Ischemic heart disease remains the leading cause of cardiovascular-related mortality worldwide. Although the benefits of cardiac rehabilitation (CR) through physical exercise after acute myocardial infarction (AMI) are well known, knowledge of metabolic adaptations remains limited. This study investigates the metabolic response to CR in AMI patients, employing untargeted metabolomics and lipidomics analysis on dried blood spots (DBSs).
Seventeen male subjects after a first AMI were enrolled in a three-week rehabilitation protocol. DBS samples were collected before and after training in three distinct times– first training, mid-protocol and final training. Untargeted metabolomics and lipidomics analyses were performed using ultra-high performance liquid chromatography coupled with mass spectrometry to assess training-induced changes. Statistical analysis was performed using paired t-test (p<0.05), with the results visualized in volcano plots.

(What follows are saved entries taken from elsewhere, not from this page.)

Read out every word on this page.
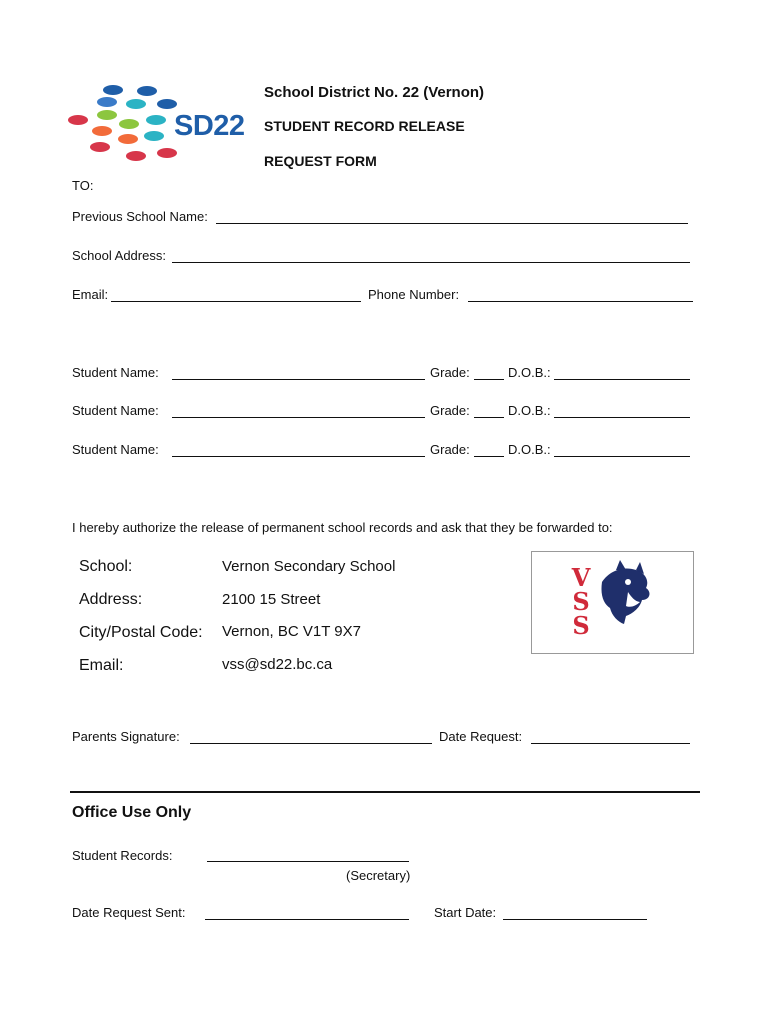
SD22
School District No. 22 (Vernon)
STUDENT RECORD RELEASE
REQUEST FORM
TO:
Previous School Name:
School Address:
Email:	Phone Number:
Student Name:	Grade:	D.O.B.:
Student Name:	Grade:	D.O.B.:
Student Name:	Grade:	D.O.B.:
I hereby authorize the release of permanent school records and ask that they be forwarded to:
School:	Vernon Secondary School
Address:	2100 15 Street
City/Postal Code: Vernon, BC V1T 9X7
Email:	vss@sd22.bc.ca
VSS
Parents Signature:	Date Request:
Office Use Only
Student Records:
(Secretary)
Date Request Sent:	Start Date:
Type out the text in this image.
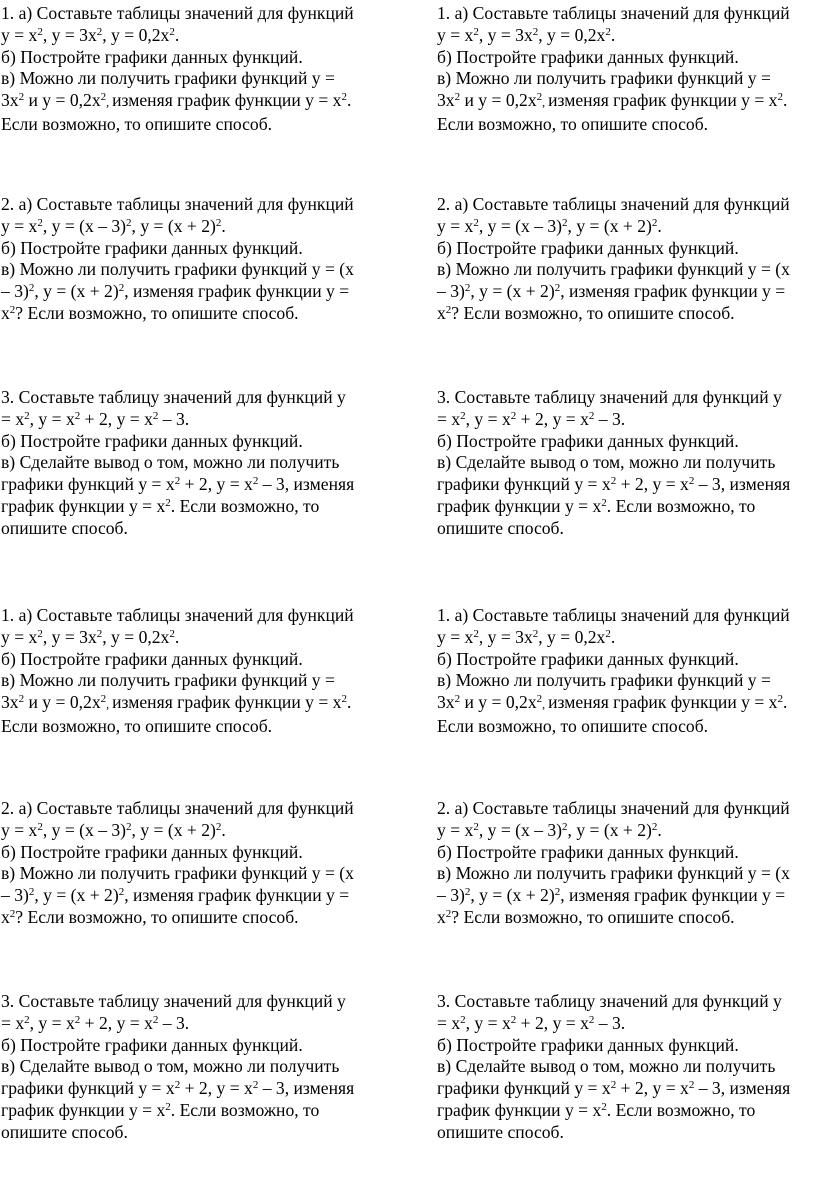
1. а) Составьте таблицы значений для функций

$y = x^2$, $y = 3x^2$, $y = 0,2x^2$.

б) Постройте графики данных функций.

в) Можно ли получить графики функций y =

$3x^2$ и $y = 0,2x^2$, изменяя график функции $y = x^2$.

Если возможно, то опишите способ.

1. а) Составьте таблицы значений для функций

$y = x^2$, $y = 3x^2$, $y = 0,2x^2$.

б) Постройте графики данных функций.

в) Можно ли получить графики функций y =

$3x^2$ и $y = 0,2x^2$, изменяя график функции $y = x^2$.

Если возможно, то опишите способ.

2. а) Составьте таблицы значений для функций

$y = x^2$, y = (x – 3)$^2$, $y = (x + 2)^2$.

б) Постройте графики данных функций.

в) Можно ли получить графики функций y = (x

– 3)$^2$, $y = (x + 2)^2$, изменяя график функции y =

$x^2$? Если возможно, то опишите способ.

2. а) Составьте таблицы значений для функций

$y = x^2$, y = (x – 3)$^2$, $y = (x + 2)^2$.

б) Постройте графики данных функций.

в) Можно ли получить графики функций y = (x

– 3)$^2$, $y = (x + 2)^2$, изменяя график функции y =

$x^2$? Если возможно, то опишите способ.

3. Составьте таблицу значений для функций y

= $x^2$, $y = x^2 + 2$, $y = x^2 - 3$.

б) Постройте графики данных функций.

в) Сделайте вывод о том, можно ли получить

графики функций $y = x^2 + 2$, $y = x^2 - 3$, изменяя

график функции $y = x^2$. Если возможно, то

опишите способ.

3. Составьте таблицу значений для функций y

= $x^2$, $y = x^2 + 2$, $y = x^2 - 3$.

б) Постройте графики данных функций.

в) Сделайте вывод о том, можно ли получить

графики функций $y = x^2 + 2$, $y = x^2 - 3$, изменяя

график функции $y = x^2$. Если возможно, то

опишите способ.

1. а) Составьте таблицы значений для функций

$y = x^2$, $y = 3x^2$, $y = 0,2x^2$.

б) Постройте графики данных функций.

в) Можно ли получить графики функций y =

$3x^2$ и $y = 0,2x^2$, изменяя график функции $y = x^2$.

Если возможно, то опишите способ.

1. а) Составьте таблицы значений для функций

$y = x^2$, $y = 3x^2$, $y = 0,2x^2$.

б) Постройте графики данных функций.

в) Можно ли получить графики функций y =

$3x^2$ и $y = 0,2x^2$, изменяя график функции $y = x^2$.

Если возможно, то опишите способ.

2. а) Составьте таблицы значений для функций

$y = x^2$, y = (x – 3)$^2$, $y = (x + 2)^2$.

б) Постройте графики данных функций.

в) Можно ли получить графики функций y = (x

– 3)$^2$, $y = (x + 2)^2$, изменяя график функции y =

$x^2$? Если возможно, то опишите способ.

2. а) Составьте таблицы значений для функций

$y = x^2$, y = (x – 3)$^2$, $y = (x + 2)^2$.

б) Постройте графики данных функций.

в) Можно ли получить графики функций y = (x

– 3)$^2$, $y = (x + 2)^2$, изменяя график функции y =

$x^2$? Если возможно, то опишите способ.

3. Составьте таблицу значений для функций y

= $x^2$, $y = x^2 + 2$, $y = x^2 - 3$.

б) Постройте графики данных функций.

в) Сделайте вывод о том, можно ли получить

графики функций $y = x^2 + 2$, $y = x^2 - 3$, изменяя

график функции $y = x^2$. Если возможно, то

опишите способ.

3. Составьте таблицу значений для функций y

= $x^2$, $y = x^2 + 2$, $y = x^2 - 3$.

б) Постройте графики данных функций.

в) Сделайте вывод о том, можно ли получить

графики функций $y = x^2 + 2$, $y = x^2 - 3$, изменяя

график функции $y = x^2$. Если возможно, то

опишите способ.
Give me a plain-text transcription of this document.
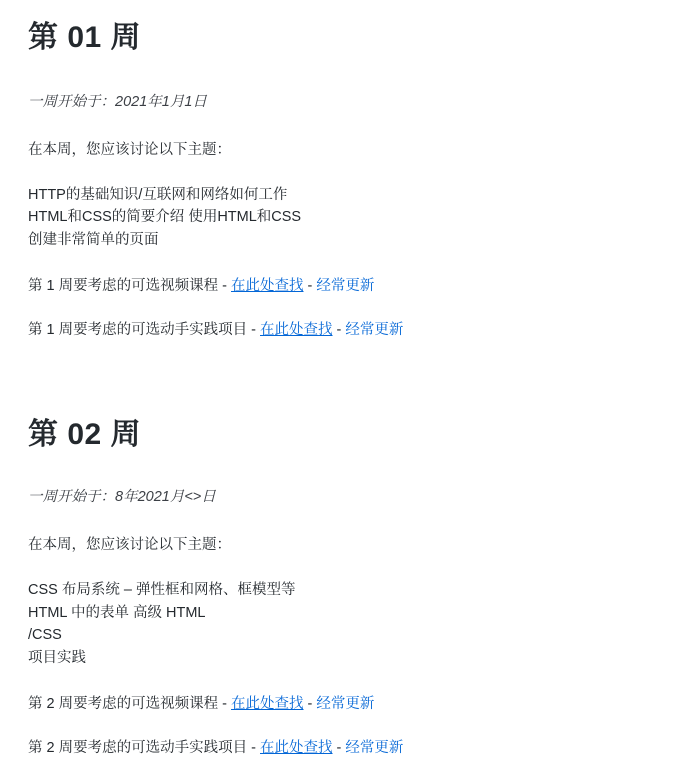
第 01 周

一周开始于：2021年1月1日

在本周，您应该讨论以下主题：

HTTP的基础知识/互联网和网络如何工作
HTML和CSS的简要介绍 使用HTML和CSS
创建非常简单的页面

第 1 周要考虑的可选视频课程 - 在此处查找 - 经常更新

第 1 周要考虑的可选动手实践项目 - 在此处查找 - 经常更新

第 02 周

一周开始于：8年2021月<>日

在本周，您应该讨论以下主题：

CSS 布局系统 – 弹性框和网格、框模型等
HTML 中的表单 高级 HTML
/CSS
项目实践

第 2 周要考虑的可选视频课程 - 在此处查找 - 经常更新

第 2 周要考虑的可选动手实践项目 - 在此处查找 - 经常更新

Progressive training adaptations were observed over time, along with changes in energy metabolism and improved physical performance at the end of the CR protocol. Short-term change in lipid profile was also detected. In particular, phosphatidylserine (PS) levels increased significantly post-first training. PS is known to decrease after myocardial infarction, and previous studies suggest that boosting PS levels (e.g. oral supplementation) could be a potential therapeutic strategy by exerting cardioprotective effects. Our results suggest that training enhances PS biosynthesis through potential activation of phosphatidylserine synthase 1 (PSS1), indicating a potential benefit of CR in cardiac repair. Additionally, CR monitoring showed that blood levels of N-acetyl-L-tyrosine (NAT) increase with rehabilitation time. NAT has been shown to induce mitohormesis, an adaptive mitochondrial stress response, in mice and insects and has potential links to physical training in humans.
Comprehensively, our findings suggest that CR induces changes in both the metabolomic and lipidomic profiles of AMI patients, alongside improvements in physical performance. PS and NAT emerged as promising biomarkers for monitoring CR progress and may contribute to potential benefits on AMI recovery.